If an endpoint expects SHOULD/MAY items implemented as MUSTs on the remote end, 
then one should slap the endpoint developer silly.  Read the RFC!  If it says 
SHOULD/MAY, then your implementation MUST be able to handle the feature present 
*and* absent.

Note that every SHOULD/MAY in a specification introduces cyclomatic complexity. 
 Every SHOULD/MAY results in at least one "if" statement, to test the presence 
or absence of the feature in the remote end.  Protocols will be much simpler to 
implement. Moreover, given the results in the software engineering literature 
that indicate latent defects appear super-linearly with cyclomatic complexity, 
protocols without (or a minimum) of SHOULD/MAY features will have fewer defects 
in the field.

Remember, we are working on Internet protocols, where a one-in-a-million corner 
case happens many times per day.

On Aug 30, 2011, at 4:00 AM, HLS wrote:

On 8/30/11, Murray S. Kucherawy <msk(_at_)cloudmark(_dot_)com> wrote:

Mark Nottingham:
1) I agree that the "SHOULD... UNLESS" pattern ought be documented.

I had never thought of this before.  I kind of like the idea, especially 
since SHOULD
has always meant "MUST unless you really know what you're doing"

Such an odd reading.  Does it mean you MUST because you could not
handle it otherwise?

It takes two to tango.  One side reasons can be different than the
other.
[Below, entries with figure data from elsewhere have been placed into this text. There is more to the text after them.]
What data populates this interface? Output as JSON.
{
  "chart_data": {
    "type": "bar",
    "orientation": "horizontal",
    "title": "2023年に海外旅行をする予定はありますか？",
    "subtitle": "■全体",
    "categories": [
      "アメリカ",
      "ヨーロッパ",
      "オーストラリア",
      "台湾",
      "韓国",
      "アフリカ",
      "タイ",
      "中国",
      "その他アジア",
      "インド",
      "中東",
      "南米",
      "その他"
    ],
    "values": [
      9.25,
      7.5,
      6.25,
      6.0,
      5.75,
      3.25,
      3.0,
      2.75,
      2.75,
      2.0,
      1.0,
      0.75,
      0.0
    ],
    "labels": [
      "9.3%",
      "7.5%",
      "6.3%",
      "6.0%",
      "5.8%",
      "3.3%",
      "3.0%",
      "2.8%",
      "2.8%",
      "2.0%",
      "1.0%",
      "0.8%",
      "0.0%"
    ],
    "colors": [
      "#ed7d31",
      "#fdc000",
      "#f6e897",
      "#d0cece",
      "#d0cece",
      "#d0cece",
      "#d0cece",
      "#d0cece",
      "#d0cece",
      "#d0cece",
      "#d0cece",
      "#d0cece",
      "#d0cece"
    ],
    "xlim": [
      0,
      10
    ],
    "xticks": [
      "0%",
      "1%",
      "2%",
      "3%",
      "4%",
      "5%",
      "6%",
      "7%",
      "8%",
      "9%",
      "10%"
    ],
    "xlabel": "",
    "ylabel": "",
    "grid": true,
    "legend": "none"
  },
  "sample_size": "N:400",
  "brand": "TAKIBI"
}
If a software breaks down because it read SHOULD as a MUST and
expected the other end will also view is a MUST, then it didn't know
what it was doing.  Things break down. Implementors on either side
can't depend on it and need to function in lieu of it. There is always
the possibility one decided "Nahhhh, not needed, not worth the cost.
Its not required." etc, and no one should die because of that
decision.

I think it MUST be noted that a Minimum Implementation for a protocol
is all anyone can expect. If a SHOULD item is among the listed minimum
requirements, it MUST be removed from the list or changed to a MUST.

Maybe the term Minimum Implementation (is part of, is not part of) can
be incorporated into each of the key word text.